On December 3, 2020, the SEC announced adoption of rule 2a-5 (the “Rule”), largely as proposed with a few modifications incorporating certain feedback received from 60+ comment letters. The Rule directly applies to registered investment companies and business development companies, and establishes a consistent, principles-based framework for boards of directors to use in creating their own specific processes in order to determine fair values in good faith. The SEC determined an update to the Investment Company Act (which had last been amended in 1970) was needed to account for new regulatory developments (including the adoption of ASC 820, Fair Value Measurement) and the increasingly complex nature of investments held by public funds. While the ultimate responsibility of compliance with the Rule’s requirements rests with the board of directors, the Rule allows the board to designate the performance of fair value determinations to a “designee”, provided that such designee has a fiduciary duty to the fund such as the fund’s adviser or an officer of an internally managed fund.

Key provisions

The Rule is comprised of two main areas:

1. The specific requirements that must be performed to determine fair values in good faith, which include:

  • Assessing and managing valuation risks;
  • Establishing and applying fair value methodologies;
  • Testing fair value measurements for appropriateness and accuracy; and
  • Monitoring and evaluating pricing services used.

2. The oversight responsibilities of the board should it choose to designate the performance of fair value determinations to a designee, which include:

  • Actively overseeing the valuation designee, which involves scrutinizing the information received, asking probing questions, reviewing the designee’s resources, and identifying and managing conflicts of interest of the designee; and 
  • Receiving reporting from the designee on a quarterly basis for any material changes in valuation risks or valuation methodologies used, and on an annual basis for an assessment of the adequacy and effectiveness of the designee’s valuation process.

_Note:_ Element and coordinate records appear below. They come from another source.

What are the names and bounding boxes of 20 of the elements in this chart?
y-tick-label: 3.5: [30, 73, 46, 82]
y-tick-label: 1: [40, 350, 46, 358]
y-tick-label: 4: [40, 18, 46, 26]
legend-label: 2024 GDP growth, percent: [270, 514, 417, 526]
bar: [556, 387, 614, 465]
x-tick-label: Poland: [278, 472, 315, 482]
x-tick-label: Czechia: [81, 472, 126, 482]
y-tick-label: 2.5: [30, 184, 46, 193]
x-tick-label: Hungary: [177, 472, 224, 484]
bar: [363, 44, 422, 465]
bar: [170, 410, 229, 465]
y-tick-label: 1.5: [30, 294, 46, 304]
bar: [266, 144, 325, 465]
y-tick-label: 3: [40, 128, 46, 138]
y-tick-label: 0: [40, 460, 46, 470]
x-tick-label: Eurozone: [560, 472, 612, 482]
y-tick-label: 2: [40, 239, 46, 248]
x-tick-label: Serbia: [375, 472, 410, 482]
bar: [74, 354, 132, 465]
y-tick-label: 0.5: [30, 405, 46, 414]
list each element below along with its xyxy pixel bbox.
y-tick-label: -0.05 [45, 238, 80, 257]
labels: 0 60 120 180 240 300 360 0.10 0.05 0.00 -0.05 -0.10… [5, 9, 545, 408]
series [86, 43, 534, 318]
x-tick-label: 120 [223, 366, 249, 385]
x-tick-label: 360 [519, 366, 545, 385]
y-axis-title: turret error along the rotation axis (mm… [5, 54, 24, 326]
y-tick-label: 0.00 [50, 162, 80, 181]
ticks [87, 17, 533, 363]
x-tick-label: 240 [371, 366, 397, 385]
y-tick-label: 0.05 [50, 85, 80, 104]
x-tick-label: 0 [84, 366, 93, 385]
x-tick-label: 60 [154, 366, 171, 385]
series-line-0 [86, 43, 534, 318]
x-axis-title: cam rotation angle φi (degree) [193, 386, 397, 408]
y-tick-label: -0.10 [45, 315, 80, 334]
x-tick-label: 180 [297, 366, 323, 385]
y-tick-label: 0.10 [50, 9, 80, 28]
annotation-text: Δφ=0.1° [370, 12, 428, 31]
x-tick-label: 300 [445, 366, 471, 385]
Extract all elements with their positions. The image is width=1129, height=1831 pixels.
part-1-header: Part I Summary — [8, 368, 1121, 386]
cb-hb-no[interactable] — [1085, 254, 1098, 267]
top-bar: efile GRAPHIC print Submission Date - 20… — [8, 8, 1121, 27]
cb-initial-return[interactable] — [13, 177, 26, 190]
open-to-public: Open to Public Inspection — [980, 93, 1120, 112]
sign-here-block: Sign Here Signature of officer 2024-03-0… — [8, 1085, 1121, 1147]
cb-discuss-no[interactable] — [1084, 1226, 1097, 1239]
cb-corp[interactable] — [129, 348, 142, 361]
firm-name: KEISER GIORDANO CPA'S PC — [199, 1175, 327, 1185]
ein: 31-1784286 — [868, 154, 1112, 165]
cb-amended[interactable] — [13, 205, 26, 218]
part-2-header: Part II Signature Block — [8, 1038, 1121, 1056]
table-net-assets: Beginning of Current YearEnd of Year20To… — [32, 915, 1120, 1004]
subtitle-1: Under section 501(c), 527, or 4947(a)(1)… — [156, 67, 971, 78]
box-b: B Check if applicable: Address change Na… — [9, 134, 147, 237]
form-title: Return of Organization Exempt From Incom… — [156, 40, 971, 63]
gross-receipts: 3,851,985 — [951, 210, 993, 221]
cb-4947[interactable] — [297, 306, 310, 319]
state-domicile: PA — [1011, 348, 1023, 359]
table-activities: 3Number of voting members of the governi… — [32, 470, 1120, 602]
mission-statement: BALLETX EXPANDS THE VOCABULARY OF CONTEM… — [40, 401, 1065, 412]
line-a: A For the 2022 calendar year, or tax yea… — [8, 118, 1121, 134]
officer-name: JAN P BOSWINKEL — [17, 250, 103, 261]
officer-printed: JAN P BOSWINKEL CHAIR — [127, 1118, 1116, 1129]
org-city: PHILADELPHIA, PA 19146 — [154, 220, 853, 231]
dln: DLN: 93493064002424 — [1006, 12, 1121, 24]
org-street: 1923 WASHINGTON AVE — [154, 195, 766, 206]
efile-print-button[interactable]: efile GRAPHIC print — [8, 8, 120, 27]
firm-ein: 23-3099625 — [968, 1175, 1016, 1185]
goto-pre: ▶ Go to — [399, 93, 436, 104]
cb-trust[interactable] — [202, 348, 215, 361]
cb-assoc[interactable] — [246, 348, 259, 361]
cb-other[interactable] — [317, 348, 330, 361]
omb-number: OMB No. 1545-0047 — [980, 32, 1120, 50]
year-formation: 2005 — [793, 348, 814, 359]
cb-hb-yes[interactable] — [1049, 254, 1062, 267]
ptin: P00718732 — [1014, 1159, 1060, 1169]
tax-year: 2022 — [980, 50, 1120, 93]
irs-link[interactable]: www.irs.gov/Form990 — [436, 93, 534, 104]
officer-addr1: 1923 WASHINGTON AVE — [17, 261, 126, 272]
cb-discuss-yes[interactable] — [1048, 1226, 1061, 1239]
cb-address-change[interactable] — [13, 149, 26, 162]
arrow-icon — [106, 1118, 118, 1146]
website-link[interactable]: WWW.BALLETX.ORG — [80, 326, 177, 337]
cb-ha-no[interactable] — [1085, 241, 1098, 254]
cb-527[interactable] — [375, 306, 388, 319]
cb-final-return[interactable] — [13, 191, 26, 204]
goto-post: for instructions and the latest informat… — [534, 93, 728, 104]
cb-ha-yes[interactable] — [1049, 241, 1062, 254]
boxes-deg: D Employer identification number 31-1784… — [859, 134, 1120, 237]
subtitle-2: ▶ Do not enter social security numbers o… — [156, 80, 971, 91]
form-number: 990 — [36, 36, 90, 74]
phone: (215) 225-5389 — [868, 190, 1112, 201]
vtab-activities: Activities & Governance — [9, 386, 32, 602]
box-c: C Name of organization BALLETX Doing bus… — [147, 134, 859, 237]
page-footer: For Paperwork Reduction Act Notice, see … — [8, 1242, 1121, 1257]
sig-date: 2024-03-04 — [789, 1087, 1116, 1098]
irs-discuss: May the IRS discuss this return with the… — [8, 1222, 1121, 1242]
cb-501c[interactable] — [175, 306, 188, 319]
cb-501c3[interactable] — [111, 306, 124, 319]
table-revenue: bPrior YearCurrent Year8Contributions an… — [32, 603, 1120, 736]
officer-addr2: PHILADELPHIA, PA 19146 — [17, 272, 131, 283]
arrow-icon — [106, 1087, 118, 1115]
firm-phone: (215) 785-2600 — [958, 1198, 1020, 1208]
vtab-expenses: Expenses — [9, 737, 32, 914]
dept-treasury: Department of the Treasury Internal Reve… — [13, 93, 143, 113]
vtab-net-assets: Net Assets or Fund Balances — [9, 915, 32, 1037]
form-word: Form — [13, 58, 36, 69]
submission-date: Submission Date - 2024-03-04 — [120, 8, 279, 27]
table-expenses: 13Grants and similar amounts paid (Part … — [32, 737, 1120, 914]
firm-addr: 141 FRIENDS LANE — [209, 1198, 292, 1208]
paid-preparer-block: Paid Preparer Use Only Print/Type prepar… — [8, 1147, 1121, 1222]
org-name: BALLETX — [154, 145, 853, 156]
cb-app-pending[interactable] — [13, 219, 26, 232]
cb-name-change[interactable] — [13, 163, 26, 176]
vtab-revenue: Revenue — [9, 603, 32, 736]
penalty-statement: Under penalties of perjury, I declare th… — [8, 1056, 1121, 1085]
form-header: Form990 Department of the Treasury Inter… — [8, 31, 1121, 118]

As part of the finalization of the Rule, the SEC separated the proposed recordkeeping requirements to new rule 31a-4, confirming that a failure to keep required records would not automatically imply that the board had not determined fair value in good faith. In addition, the SEC amended the required time period to maintain appropriate documentation to support fair value determinations to six years (in an easily accessible place for the first two years). The SEC reiterated that if the board designates fair value determinations, the valuation designee (not the fund) would be required to maintain such records.